Continuing the memoir, here is the second half of the second scene, in which our protagonist finds himself in jail.
The hours hang in eternity. There is no clock. Two of my cellmates said they had consumed entire bottles of liquor before driving that night. At 28, I am one of the oldest in the cell. A young African-American lad of about 18 who oozes cool is regaling us how he lost his virginity at 10 to his 15 year old babysitter, a general moral discussion ensues.
What will a DUI do to my life? Will the Peace Corps drop me? An officer brings us baloney sandwiches, the bread is dry and stale, they’re barely palatable.
I manage to sleep for a few hours, despite having no blanket or pillow on a concrete bench. Sleeping anywhere is my superpower.
With no clock it’s hard to judge the time, but we think morning is approaching. One of the younger guys --he looks about 16, and swears he’s innocent of attempting to steal a car, no one believes him-- gives us a running update of what television programs he believes are on at any given moment. He’s a living TV Guide. We all take a turn yelling at him to shut the hell up but he won’t. My cellmates are optimistic we’ll be released at some point mid morning because this is what they “usually” do.

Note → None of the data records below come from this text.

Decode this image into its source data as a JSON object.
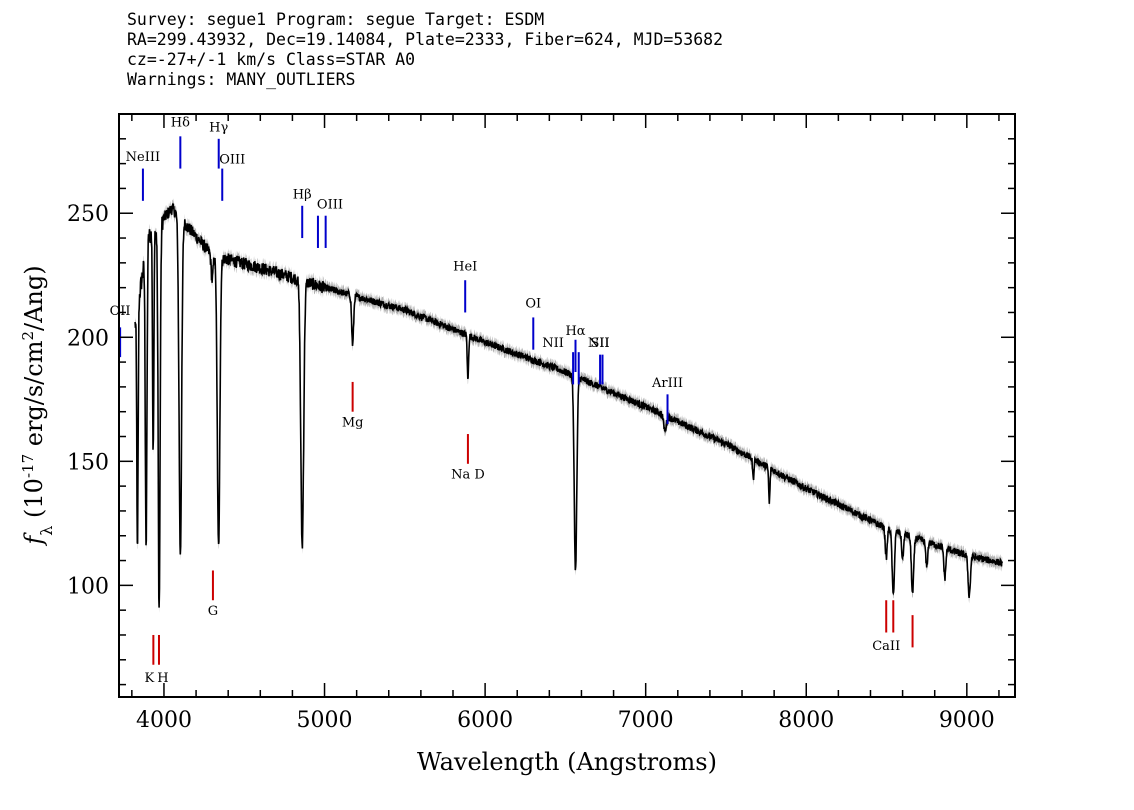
{
  "header": {
    "line1": "Survey: segue1 Program: segue Target: ESDM",
    "line2": "RA=299.43932, Dec=19.14084, Plate=2333, Fiber=624, MJD=53682",
    "line3": "cz=-27+/-1 km/s Class=STAR A0",
    "line4": "Warnings: MANY_OUTLIERS"
  },
  "chart_data": {
    "type": "line",
    "title": "",
    "xlabel": "Wavelength (Angstroms)",
    "ylabel": "f_λ (10^-17 erg/s/cm^2/Ang)",
    "xlim": [
      3720,
      9300
    ],
    "ylim": [
      55,
      290
    ],
    "xticks": [
      4000,
      5000,
      6000,
      7000,
      8000,
      9000
    ],
    "yticks": [
      100,
      150,
      200,
      250
    ],
    "grid": false,
    "colors": {
      "spectrum": "#000000",
      "error_band": "#b0b0b0",
      "emission": "#0000cc",
      "absorption": "#cc0000"
    },
    "continuum": {
      "x": [
        3820,
        3900,
        4050,
        4300,
        4600,
        5000,
        5500,
        6000,
        6500,
        7000,
        7500,
        8000,
        8500,
        9000,
        9220
      ],
      "y": [
        205,
        240,
        252,
        233,
        228,
        220,
        211,
        198,
        186,
        172,
        157,
        139,
        123,
        112,
        109
      ]
    },
    "absorption_features": [
      {
        "x": 3835,
        "depth": 100,
        "width": 4
      },
      {
        "x": 3889,
        "depth": 120,
        "width": 5
      },
      {
        "x": 3933,
        "depth": 90,
        "width": 4
      },
      {
        "x": 3970,
        "depth": 155,
        "width": 6
      },
      {
        "x": 4102,
        "depth": 135,
        "width": 8
      },
      {
        "x": 4300,
        "depth": 10,
        "width": 6
      },
      {
        "x": 4340,
        "depth": 117,
        "width": 8
      },
      {
        "x": 4861,
        "depth": 107,
        "width": 9
      },
      {
        "x": 5175,
        "depth": 20,
        "width": 6
      },
      {
        "x": 5893,
        "depth": 18,
        "width": 4
      },
      {
        "x": 6563,
        "depth": 78,
        "width": 8
      },
      {
        "x": 7120,
        "depth": 6,
        "width": 8
      },
      {
        "x": 7670,
        "depth": 8,
        "width": 4
      },
      {
        "x": 7770,
        "depth": 14,
        "width": 4
      },
      {
        "x": 8498,
        "depth": 12,
        "width": 6
      },
      {
        "x": 8542,
        "depth": 26,
        "width": 7
      },
      {
        "x": 8600,
        "depth": 10,
        "width": 6
      },
      {
        "x": 8662,
        "depth": 23,
        "width": 7
      },
      {
        "x": 8750,
        "depth": 10,
        "width": 6
      },
      {
        "x": 8863,
        "depth": 12,
        "width": 6
      },
      {
        "x": 9015,
        "depth": 16,
        "width": 7
      },
      {
        "x": 9230,
        "depth": 4,
        "width": 6
      }
    ],
    "emission_lines": [
      {
        "label": "OII",
        "x": 3727,
        "y1": 192,
        "y2": 204,
        "text_y": 209,
        "label_dx": 0
      },
      {
        "label": "NeIII",
        "x": 3869,
        "y1": 255,
        "y2": 268,
        "text_y": 271,
        "label_dx": 0
      },
      {
        "label": "Hδ",
        "x": 4102,
        "y1": 268,
        "y2": 281,
        "text_y": 285,
        "label_dx": 0
      },
      {
        "label": "Hγ",
        "x": 4341,
        "y1": 268,
        "y2": 280,
        "text_y": 283,
        "label_dx": 0
      },
      {
        "label": "OIII",
        "x": 4363,
        "y1": 255,
        "y2": 268,
        "text_y": 270,
        "label_dx": 10
      },
      {
        "label": "Hβ",
        "x": 4861,
        "y1": 240,
        "y2": 253,
        "text_y": 256,
        "label_dx": 0
      },
      {
        "label": "OIII",
        "x": 4959,
        "y1": 236,
        "y2": 249,
        "text_y": 252,
        "label_dx": 12
      },
      {
        "label": "OIII",
        "x": 5007,
        "y1": 236,
        "y2": 249,
        "text_y": 0,
        "label_dx": 0
      },
      {
        "label": "HeI",
        "x": 5876,
        "y1": 210,
        "y2": 223,
        "text_y": 227,
        "label_dx": 0
      },
      {
        "label": "OI",
        "x": 6300,
        "y1": 195,
        "y2": 208,
        "text_y": 212,
        "label_dx": 0
      },
      {
        "label": "NII",
        "x": 6548,
        "y1": 181,
        "y2": 194,
        "text_y": 196,
        "label_dx": -20
      },
      {
        "label": "Hα",
        "x": 6563,
        "y1": 186,
        "y2": 199,
        "text_y": 201,
        "label_dx": 0
      },
      {
        "label": "NII",
        "x": 6583,
        "y1": 181,
        "y2": 194,
        "text_y": 196,
        "label_dx": 20
      },
      {
        "label": "SII",
        "x": 6716,
        "y1": 181,
        "y2": 193,
        "text_y": 196,
        "label_dx": 0
      },
      {
        "label": "SII",
        "x": 6731,
        "y1": 181,
        "y2": 193,
        "text_y": 0,
        "label_dx": 0
      },
      {
        "label": "ArIII",
        "x": 7136,
        "y1": 165,
        "y2": 177,
        "text_y": 180,
        "label_dx": 0
      }
    ],
    "absorption_lines": [
      {
        "label": "Mg",
        "x": 5175,
        "y1": 170,
        "y2": 182,
        "text_y": 164,
        "label_dx": 0
      },
      {
        "label": "Na D",
        "x": 5893,
        "y1": 149,
        "y2": 161,
        "text_y": 143,
        "label_dx": 0
      },
      {
        "label": "G",
        "x": 4305,
        "y1": 94,
        "y2": 106,
        "text_y": 88,
        "label_dx": 0
      },
      {
        "label": "K",
        "x": 3934,
        "y1": 68,
        "y2": 80,
        "text_y": 61,
        "label_dx": -4
      },
      {
        "label": "H",
        "x": 3969,
        "y1": 68,
        "y2": 80,
        "text_y": 61,
        "label_dx": 4
      },
      {
        "label": "CaII",
        "x": 8498,
        "y1": 81,
        "y2": 94,
        "text_y": 74,
        "label_dx": 0
      },
      {
        "label": "CaII",
        "x": 8542,
        "y1": 81,
        "y2": 94,
        "text_y": 0,
        "label_dx": 0
      },
      {
        "label": "CaII",
        "x": 8662,
        "y1": 75,
        "y2": 88,
        "text_y": 0,
        "label_dx": 0
      }
    ]
  }
}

The guards’ shift seems to have changed, they seem fresher as they stroll past the corridor outside. I wonder if anyone has missed me outside yet. My girlfriend would certainly have wondered why I never called her back. I’m probably late for work by now. The previous year I had taken a 7 month break from the bee mines to work on a traditionally-rigged (i.e. looks like a pirate ship) sailing vessel, the brigantine Eos, and I had promised to meet with my old captain this morning and show him beekeeping. Slowly the certainty that I’ve missed that appointment grows. I’ve managed to simultaneously shame myself before both my current and former bosses. I picture Captain Larsen with his fiery red beard kicking his tires in frustration after having driven up from San Diego, and cursing me under his breath.
Mr TV Guide is reporting on mid-morning programs, cellmates are all awake again, they don’t seem terribly concerned, for many this hasn’t been their first DUI.
Terrible baloney sandwiches come again. Does this mark lunch? Will I lose my license? Will I have to report this on future job applications? Will this torpedo my idea to maybe go to law school?
Finally, after ages, a guard swings open the door and announces “alright line up, time to go!”
“About time!” cracks the one cellmate older than me
“Oh yeah? would you like to stay longer?” asks the officer, pushing him back into the cell and closing the door on him after the rest of us are out and lined up on a yellow line on the floor. We’re led down a few corridors and line up to receive a plastic bag full of our things through a slot in a window. I receive mine, with my wallet, keys, cellphone and severed turks-head. It’s 2pm.
My parents don’t answer the phone, next I try work
“Heeey this is Kris, um, could one of you pick me up from the OC Central Jail?” I ask my coworker Jeremy. He laughs and says yes.
Two sailing ships have now been mentioned, I rather feel I probably ought to role them into one.
There's some internal monologue lines which should be in italics but depending on how your account is set up to render blockquotes the whole blockquote might be in italics which might make it a bit unclear what is internal monologue other than by context.